Сережка громко расхохотался:
— Так прямо и заехала в ухо?
— Честное слово, заехала! И знаешь — это было на большой переменке, в нижнем коридоре — прямо напротив двери в учительскую — и как раз в ту самую секундочку, когда я ему заехала, — открывается дверь, и оттуда, как назло, завуч, Нина Васильевна — она была в прошлом году наш класрук — и еще какой-то из гороно! Ты представляешь? Вот мне влетело — уж-жас! Мне ведь из-за этого и сбавили четвертную по поведению…
Когда они проходили мимо подъезда обкома, Таня сказала:
— А вот тут я живу, вон напротив кирпичный дом, видишь? На третьем этаже четыре окна темные, это мои. Зайдем потом ко мне, хорошо? Хотя, знаешь, лучше пока не надо, лучше ты придешь потом, когда у меня все будет в порядке. Я сейчас устраиваюсь.

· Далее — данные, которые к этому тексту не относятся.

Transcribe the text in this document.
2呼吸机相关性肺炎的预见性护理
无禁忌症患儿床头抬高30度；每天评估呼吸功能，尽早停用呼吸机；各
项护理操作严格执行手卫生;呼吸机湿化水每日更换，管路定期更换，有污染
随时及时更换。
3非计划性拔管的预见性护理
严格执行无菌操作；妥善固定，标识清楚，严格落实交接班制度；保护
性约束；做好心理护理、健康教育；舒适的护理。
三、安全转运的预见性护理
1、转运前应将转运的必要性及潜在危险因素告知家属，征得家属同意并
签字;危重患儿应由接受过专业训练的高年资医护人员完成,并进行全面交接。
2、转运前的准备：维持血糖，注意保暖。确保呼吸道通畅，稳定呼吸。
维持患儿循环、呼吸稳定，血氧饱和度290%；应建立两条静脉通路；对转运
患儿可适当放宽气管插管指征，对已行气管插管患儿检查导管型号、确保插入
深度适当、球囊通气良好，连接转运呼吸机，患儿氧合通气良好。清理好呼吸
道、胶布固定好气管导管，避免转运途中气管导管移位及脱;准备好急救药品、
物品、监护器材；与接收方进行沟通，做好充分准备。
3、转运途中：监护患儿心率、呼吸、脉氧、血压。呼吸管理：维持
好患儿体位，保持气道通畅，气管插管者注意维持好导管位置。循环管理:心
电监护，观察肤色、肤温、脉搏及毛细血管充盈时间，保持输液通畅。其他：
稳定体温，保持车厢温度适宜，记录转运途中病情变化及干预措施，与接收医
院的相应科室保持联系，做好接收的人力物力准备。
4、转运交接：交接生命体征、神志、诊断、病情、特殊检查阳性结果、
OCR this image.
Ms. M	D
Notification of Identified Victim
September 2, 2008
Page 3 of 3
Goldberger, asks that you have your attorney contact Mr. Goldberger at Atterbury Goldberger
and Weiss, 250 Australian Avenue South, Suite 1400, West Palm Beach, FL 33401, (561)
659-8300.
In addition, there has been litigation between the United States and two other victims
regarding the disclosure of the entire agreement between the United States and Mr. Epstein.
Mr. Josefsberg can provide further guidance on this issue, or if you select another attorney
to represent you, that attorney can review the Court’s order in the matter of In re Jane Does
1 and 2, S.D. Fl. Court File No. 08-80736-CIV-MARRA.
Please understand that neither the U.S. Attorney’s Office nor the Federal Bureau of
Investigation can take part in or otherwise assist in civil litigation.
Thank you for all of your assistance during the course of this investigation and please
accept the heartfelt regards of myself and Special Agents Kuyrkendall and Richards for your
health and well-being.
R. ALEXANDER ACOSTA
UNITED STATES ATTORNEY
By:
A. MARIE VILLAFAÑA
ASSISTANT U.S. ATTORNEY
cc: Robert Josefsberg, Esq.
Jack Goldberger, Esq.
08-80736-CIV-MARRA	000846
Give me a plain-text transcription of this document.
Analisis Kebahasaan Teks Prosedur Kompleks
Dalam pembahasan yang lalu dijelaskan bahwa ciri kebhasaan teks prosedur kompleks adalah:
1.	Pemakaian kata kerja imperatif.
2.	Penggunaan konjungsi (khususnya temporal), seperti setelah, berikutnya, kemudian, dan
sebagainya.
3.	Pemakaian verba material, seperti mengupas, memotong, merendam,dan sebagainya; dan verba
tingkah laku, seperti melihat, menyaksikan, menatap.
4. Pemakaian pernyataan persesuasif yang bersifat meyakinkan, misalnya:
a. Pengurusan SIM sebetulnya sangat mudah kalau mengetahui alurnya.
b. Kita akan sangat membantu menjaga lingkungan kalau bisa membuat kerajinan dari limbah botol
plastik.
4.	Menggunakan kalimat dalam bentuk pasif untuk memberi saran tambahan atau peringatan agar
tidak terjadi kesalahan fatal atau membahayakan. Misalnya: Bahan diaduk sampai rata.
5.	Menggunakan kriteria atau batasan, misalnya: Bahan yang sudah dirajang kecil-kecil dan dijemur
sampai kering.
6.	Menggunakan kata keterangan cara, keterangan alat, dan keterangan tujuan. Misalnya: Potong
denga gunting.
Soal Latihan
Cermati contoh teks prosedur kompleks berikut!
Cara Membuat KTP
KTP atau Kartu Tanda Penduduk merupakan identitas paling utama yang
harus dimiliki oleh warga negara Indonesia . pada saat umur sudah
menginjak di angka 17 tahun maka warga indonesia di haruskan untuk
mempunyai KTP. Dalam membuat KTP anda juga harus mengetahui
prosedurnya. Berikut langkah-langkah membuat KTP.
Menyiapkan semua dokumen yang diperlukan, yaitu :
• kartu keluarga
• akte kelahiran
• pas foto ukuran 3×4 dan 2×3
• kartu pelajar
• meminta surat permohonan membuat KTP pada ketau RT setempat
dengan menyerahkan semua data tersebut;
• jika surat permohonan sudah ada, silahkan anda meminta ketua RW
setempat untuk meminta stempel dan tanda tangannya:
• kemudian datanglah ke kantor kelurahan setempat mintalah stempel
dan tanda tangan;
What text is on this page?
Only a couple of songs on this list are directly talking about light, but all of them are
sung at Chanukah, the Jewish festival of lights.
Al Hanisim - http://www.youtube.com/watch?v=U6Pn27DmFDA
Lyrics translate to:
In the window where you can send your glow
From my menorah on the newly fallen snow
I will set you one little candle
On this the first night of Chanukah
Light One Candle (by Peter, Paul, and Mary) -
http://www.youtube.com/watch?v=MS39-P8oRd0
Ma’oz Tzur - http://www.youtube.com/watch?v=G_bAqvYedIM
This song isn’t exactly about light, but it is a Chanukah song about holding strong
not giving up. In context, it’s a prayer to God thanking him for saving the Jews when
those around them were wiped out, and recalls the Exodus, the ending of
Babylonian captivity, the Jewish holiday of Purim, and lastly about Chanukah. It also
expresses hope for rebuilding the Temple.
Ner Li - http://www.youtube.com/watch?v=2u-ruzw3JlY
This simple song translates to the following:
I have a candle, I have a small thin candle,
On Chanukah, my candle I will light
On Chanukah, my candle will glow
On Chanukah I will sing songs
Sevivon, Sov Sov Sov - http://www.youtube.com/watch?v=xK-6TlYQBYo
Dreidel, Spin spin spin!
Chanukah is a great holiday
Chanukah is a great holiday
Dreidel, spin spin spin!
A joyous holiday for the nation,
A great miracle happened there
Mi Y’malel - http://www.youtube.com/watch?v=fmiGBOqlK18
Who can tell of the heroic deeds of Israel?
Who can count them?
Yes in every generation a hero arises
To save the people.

— Как так — устраиваешься?
— Ну понимаешь, нам дали другую квартиру — раньше мы жили на четвертом этаже, там была только одна комната — и я когда перебралась, мне так все противно стало, прямо не знаю. У нас ведь мебель казенная, какая-то такая безобразная, прямо ужас. В той квартире я как-то не замечала, правда, наверно, просто привыкла. А здесь прямо видеть этого не могла. Так я знаешь что придумала? Пошла к коменданту и сказала, не может ли он достать мне какую-то другую мебель — ну, может, купить где-нибудь, что ли, мебель, и потом что-нибудь, чтобы арку завесить. Там у нас две комнаты, а посредине двери нет, а такая арка — широ-окая! Так он мне сказал, что, может быть, сумеет достать из одного клуба часть занавеса. Со сцены, понимаешь. Там он немножко обгорел, и его списали, а остаток можно купить. Говорит, что как раз хватит на портьеру и еще на окна, сделать шторы. Красиво будет, правда? Темно-синий бархат.